老闆娘對我不錯,其實他們全家人對我都很好,出了這樣的事情,我自然要管。

我知道安楠是被人奪舍了,要破解這個邪術很簡單,畢竟我也是練邪術的,只不過…。

我想到此,壓低聲音對老闆娘道。

“姨,你聽我的,只當什麼事情都沒有發生,你們該睡覺就睡覺,但是有一點記住了,無論聽見什麼聲音都不要起床去看。過了這一夜就沒事。”

“丫頭,你說的神神叨叨,我咋更害怕了…。”

“姨,你只要記住我說的話就行了,剩下的事情我以後在和你解釋。”

我撂下電話。思緒久久…

我翻出了那本破舊的茅山禁術,把它塞進了外衣的內兜之內。

茅山禁術,具是害人的邪術。
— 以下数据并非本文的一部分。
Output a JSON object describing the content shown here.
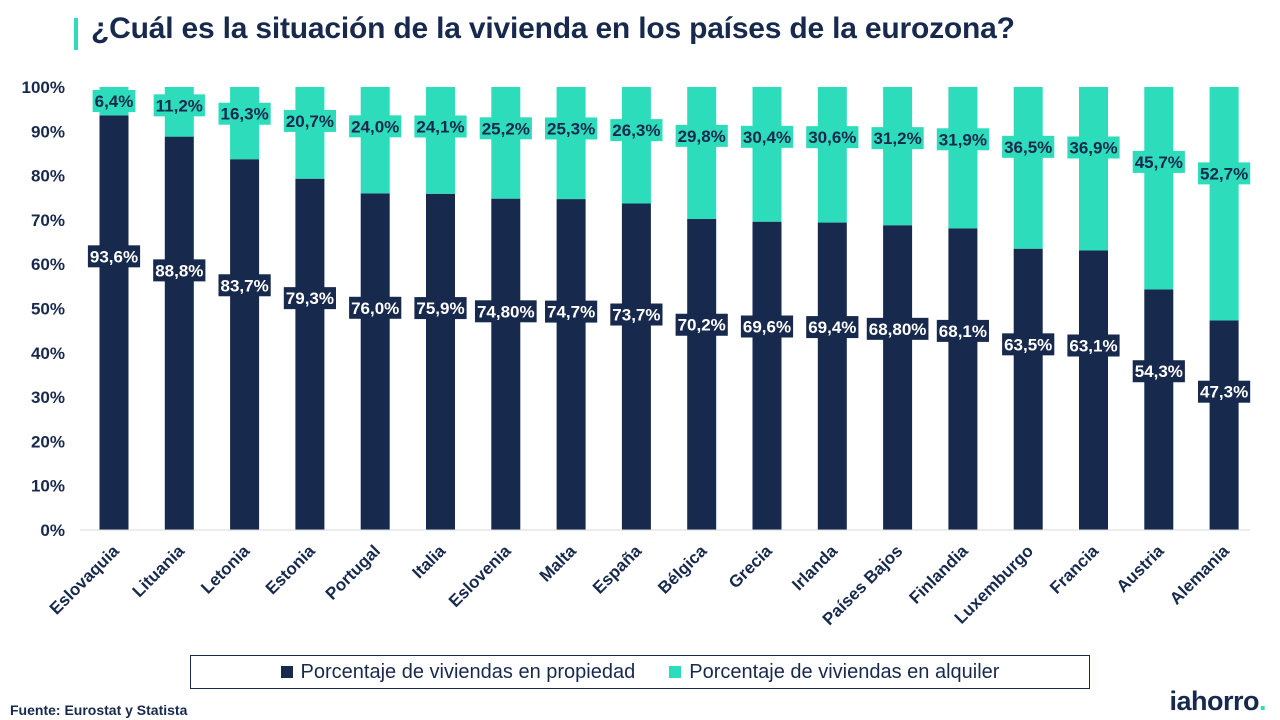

凡是做法之前,必要殺生。我不到萬不得已,是不會用的。

不過我畢竟是學此種法術的,缺德事自然也沒少做。

我在牆角的紙殼箱內拿出一個黑色的瓷罐,開啟蓋子,裡面裝著多半罐乳白色的粉末。

紙殼箱內還有一摞的白紙。

我用紙摺疊了一個紙人,鋪在了地上。再把白色的粉末,倒在紙人上。

我咬破手指,將血嘀嗒在粉末上,在用另外一根沒受傷的手指用混著血的白色粉末,在紙人上寫下了安楠的生辰八字。

我盤膝而坐,雙手合十,渾身抖動,口中唸唸有詞。

白骨森森沒有主,融血記下生辰字,魂來入骨聚入紙,誰說不是在世人,急急如律令。

隨著我口中的咒語不停的念動,紙人的眼睛忽然睜開!

紙人開始膨脹,變成了安楠的模樣。

小黑則失去了靈魂,變成了一條死狗。

我手中的血點在紙人的額頭,它的眼睛瞬間閉上。

我把安楠疊好,擱在了衣櫃內,用衣褲壓好。

我關上了衣櫃,擦了擦額頭的汗水。

此術名叫骨灰奪魂,是一種缺了大德的茅山禁術。

此術看似簡單,實際上是一種非常難的邪術。光憑一些手法,被害人的生辰八字和咒語是沒辦法發動此術,不過此術的訣竅我自然知道,只不過不能為外人道。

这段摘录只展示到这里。